The fact is that both parties are experiencing selective perception. There’s a great chart, developed last year by the White House Office of Management and Budget, that’s floating around town and sitting in a lot of PowerPoint decks. Covering the period from 1960 to 2011, it features two solid lines, one red and one blue, mapped against two horizontal dotted lines. The solid red line tracks spending as a percentage of gross domestic product for each year, and its corresponding dotted red line marks the overall average: 20 percent. The solid blue line, meanwhile, follows taxes as a percentage of GDP, and the dotted blue line marks the average: 18 percent.

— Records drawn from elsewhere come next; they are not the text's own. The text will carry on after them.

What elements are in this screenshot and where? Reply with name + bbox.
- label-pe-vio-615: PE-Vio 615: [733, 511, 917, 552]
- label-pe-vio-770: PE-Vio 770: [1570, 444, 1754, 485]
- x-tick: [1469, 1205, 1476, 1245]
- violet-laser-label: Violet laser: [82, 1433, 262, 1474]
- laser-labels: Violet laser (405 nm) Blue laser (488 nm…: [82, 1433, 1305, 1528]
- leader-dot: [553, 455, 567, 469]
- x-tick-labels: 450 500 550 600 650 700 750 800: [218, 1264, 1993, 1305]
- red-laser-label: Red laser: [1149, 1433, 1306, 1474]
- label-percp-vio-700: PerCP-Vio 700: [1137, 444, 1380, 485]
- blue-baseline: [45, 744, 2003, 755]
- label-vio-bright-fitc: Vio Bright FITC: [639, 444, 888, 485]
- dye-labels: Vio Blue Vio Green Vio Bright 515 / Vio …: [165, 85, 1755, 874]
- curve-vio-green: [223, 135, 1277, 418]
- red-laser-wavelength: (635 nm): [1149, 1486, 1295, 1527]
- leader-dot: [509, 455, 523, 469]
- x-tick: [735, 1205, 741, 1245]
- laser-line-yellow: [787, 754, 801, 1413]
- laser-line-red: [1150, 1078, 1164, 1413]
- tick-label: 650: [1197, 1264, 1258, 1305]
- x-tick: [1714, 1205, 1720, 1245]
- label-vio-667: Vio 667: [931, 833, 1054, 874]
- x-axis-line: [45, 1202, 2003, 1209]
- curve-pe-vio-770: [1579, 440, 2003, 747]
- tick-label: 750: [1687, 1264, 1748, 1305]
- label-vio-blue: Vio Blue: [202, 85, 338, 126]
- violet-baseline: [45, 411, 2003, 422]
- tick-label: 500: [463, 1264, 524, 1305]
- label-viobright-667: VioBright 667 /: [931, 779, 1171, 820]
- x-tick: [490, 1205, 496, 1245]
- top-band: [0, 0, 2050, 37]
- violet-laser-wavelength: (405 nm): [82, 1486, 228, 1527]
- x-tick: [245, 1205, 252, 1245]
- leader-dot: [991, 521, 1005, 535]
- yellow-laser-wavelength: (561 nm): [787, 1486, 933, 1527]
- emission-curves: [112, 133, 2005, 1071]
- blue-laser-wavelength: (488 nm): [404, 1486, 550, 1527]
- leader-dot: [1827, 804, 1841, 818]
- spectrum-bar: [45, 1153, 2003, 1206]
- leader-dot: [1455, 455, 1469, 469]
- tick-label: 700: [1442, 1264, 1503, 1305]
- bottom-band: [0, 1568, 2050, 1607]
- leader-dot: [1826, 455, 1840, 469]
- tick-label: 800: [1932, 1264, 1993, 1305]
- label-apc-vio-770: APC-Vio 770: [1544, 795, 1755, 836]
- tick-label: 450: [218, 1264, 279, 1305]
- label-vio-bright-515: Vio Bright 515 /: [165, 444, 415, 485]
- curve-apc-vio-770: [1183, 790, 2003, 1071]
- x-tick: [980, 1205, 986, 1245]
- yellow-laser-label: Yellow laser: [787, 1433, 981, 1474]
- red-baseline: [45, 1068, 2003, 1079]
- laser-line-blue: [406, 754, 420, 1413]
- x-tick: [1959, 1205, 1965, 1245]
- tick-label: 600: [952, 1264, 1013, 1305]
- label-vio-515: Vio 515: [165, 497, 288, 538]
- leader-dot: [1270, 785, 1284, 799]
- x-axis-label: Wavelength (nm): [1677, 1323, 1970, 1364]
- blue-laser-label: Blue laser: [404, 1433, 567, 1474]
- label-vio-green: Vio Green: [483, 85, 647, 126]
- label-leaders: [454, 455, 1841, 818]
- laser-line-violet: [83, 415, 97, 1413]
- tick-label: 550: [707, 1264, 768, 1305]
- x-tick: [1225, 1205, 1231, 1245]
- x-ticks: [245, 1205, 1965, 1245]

What jumps out on the chart is that most recently both the spending and tax percentages are way out of whack with historic norms. The chart shows 2011 spending at 24.1 percent, not just significantly higher than the five-decade average of 20 percent, but much higher over the past few years than ever before. Meanwhile, it shows taxes at 15.4 percent, way below the 18 percent average and—over the past few years—lower than at any other time during the period.

To most partisans and ideologues, this chart is almost a Rorschach test. The eyes of  liberals and Democrats tend immediately to go to the blue line that shows taxes in recent years running at historically low levels, while conservatives and Republicans’ eyes immediately go to the red line showing spending in recent years at unprecedented levels—unprecedented, at least, in the past half-century or so.

The year-end fight was a clumsy way of dealing with the blue line, but the next fight is going to be much more about that red line, and that is not a fight that Democrats will want to see. So for all of the focus and talk about the cleavages within the GOP and how unrealistic Republicans’ approach to taxes has been, we will now see a mirror-image debate over spending that will show Democrats to be equally culpable for the fiscal crisis that we find ourselves in.

This article appeared in the Tuesday, January 15, 2013 edition of National Journal Daily.